Boolean difference operations can result in disjoint figures. It is also possible to combine yapCAD geometric elements in geometry lists, which is to say a list of zero or more elements of yapCAD pure geometry, which enforce no continuity constraints. Geometry lists provide the basis for yapCAD rendering.
The idea is that you will do your computational geometry with "pure"
geometry, and then generate rendered previews or output with one or
more Drawable
instances.
In yapCAD, geometry is rendered with instances of subclasses of
Drawable
, which at present include ezdxfDrawable
, a class for
producing DXF renderings using the awesome ezdxf
package, and
pygletDrawable
, a class for interactive 2D and 3D OpenGL rendering.
To setup a drawing environment, you create an instance of the
Drawable
base class corresponding to the rendering system you want
to use.
To draw, create the pure geometry and then pass that to the drawbles's
draw()
method. To display or write out the results you will invoke
the display
method of the drawable instance.
DXF rendering using ezdxf
and interactive OpenGL rendering using
pyglet
are currently supported, and the design of yapCAD makes
it easy to support other rendering backends.

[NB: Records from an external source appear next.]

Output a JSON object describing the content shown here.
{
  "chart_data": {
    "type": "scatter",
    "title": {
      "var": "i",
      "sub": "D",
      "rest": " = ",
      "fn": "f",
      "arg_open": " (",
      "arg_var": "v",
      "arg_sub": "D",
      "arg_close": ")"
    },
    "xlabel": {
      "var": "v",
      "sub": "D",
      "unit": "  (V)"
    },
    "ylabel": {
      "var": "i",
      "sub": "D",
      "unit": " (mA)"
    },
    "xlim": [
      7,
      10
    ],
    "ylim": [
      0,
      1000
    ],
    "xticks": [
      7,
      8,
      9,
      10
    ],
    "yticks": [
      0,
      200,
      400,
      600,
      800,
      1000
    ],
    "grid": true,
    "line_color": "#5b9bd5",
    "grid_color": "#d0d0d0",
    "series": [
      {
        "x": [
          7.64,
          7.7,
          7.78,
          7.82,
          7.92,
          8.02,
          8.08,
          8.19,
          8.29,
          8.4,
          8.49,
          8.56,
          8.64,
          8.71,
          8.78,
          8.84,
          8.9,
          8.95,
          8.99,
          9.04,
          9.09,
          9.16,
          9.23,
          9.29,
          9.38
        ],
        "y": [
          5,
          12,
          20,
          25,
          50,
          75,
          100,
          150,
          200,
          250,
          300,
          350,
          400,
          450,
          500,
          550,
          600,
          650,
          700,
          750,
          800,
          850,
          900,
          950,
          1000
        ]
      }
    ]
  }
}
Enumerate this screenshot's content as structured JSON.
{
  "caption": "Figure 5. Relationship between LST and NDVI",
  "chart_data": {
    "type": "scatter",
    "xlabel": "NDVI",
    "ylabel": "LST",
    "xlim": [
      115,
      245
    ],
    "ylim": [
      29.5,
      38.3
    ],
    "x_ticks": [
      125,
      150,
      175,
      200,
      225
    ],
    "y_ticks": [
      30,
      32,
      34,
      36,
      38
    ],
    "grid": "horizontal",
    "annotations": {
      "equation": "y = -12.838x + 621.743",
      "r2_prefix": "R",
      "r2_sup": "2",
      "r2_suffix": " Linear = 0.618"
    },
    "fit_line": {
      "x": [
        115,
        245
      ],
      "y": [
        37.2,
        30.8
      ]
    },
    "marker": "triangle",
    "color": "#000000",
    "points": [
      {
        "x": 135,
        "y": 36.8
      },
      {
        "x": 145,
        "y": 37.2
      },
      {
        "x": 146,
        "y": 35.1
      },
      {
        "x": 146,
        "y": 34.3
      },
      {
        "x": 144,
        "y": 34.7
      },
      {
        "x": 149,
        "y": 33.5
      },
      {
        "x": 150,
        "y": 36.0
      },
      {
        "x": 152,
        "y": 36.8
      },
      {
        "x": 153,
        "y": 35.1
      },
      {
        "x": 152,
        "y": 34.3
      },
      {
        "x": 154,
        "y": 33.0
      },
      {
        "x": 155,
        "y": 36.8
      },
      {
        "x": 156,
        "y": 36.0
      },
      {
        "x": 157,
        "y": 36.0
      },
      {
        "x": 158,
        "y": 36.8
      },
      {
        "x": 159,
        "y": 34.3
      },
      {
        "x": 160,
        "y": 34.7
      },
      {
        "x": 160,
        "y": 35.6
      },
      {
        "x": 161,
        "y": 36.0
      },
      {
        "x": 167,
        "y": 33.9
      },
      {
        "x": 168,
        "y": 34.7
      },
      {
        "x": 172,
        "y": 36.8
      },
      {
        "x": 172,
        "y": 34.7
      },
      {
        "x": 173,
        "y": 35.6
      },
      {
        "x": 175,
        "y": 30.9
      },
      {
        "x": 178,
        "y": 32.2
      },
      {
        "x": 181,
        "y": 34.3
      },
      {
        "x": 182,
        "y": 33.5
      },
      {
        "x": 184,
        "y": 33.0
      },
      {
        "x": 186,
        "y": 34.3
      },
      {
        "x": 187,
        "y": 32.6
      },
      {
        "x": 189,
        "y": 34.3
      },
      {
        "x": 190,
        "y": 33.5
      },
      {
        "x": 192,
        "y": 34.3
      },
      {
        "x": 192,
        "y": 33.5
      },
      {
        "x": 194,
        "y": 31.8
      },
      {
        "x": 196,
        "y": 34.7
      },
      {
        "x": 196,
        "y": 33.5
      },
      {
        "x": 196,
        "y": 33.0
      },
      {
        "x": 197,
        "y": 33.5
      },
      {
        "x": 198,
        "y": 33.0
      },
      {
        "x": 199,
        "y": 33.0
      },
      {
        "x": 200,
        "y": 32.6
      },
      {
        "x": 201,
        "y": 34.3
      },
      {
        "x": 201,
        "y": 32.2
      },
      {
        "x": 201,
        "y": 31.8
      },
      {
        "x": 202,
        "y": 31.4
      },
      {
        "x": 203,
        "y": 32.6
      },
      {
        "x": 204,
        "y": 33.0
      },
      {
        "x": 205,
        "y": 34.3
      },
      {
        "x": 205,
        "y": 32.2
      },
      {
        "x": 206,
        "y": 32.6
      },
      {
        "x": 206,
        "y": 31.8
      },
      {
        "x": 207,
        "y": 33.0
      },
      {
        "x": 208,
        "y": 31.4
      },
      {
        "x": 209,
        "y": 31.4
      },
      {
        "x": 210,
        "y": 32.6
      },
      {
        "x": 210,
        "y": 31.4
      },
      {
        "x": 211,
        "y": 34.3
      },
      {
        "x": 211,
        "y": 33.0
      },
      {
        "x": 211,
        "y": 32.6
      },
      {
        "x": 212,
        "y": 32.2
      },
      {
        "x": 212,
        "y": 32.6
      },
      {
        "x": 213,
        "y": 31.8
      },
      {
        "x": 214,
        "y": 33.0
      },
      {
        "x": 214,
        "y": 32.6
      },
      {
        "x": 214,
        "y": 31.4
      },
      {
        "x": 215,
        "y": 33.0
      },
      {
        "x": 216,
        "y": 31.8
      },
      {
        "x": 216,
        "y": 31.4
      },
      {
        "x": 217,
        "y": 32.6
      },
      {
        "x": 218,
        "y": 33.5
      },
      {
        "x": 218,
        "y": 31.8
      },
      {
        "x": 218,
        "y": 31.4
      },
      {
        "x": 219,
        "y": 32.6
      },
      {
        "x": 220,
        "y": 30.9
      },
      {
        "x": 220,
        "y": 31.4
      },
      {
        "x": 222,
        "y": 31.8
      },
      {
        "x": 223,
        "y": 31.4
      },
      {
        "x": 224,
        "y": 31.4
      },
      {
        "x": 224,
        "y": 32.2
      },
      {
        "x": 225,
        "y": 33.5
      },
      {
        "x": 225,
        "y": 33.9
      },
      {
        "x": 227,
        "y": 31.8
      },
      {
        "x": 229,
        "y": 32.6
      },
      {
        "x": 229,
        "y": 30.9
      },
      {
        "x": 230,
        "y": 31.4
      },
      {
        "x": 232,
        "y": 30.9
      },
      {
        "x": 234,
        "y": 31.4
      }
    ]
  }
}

Under the hood, yapCAD is using projective coordinates, sometimes called homogeneous coordinates, to represent points as 3D coordinates in the w=1 hyperplane. If that sounds complicated, its because it is. :P But it does allow for a wide range of geometry operations, specifically affine transforms to be represented as composable transformation matrices. The benefits of this conceptual complexity is an architectural elegance and generality.
Support for affine transforms is at present rudimentary, but once a proper matrix transform stack is implemented it will allow for the seamless implementation and relatively easy use of a wide range of transformation and projection operations.
What does that buy you? It means that under the hood, yapCAD uses the same type of geometry engine that advanced CAD and GPU-based rendering systems use, and should allow for a wide range of computational geometry systems, possibly hardware-accelerated, to be built on top of it.
The good news is that you don't need to know about homogeneous coordinates, affine transforms, etc., to use yapCAD. And most of the time you can pretend that your vectors are just two-dimensional if everything you are doing happens to lie in the x-y plane.
So, if you want to do simple 2D drawings, we have you covered. If you want to build a GPU-accelerated constructive solid geometry system, you can do that, too.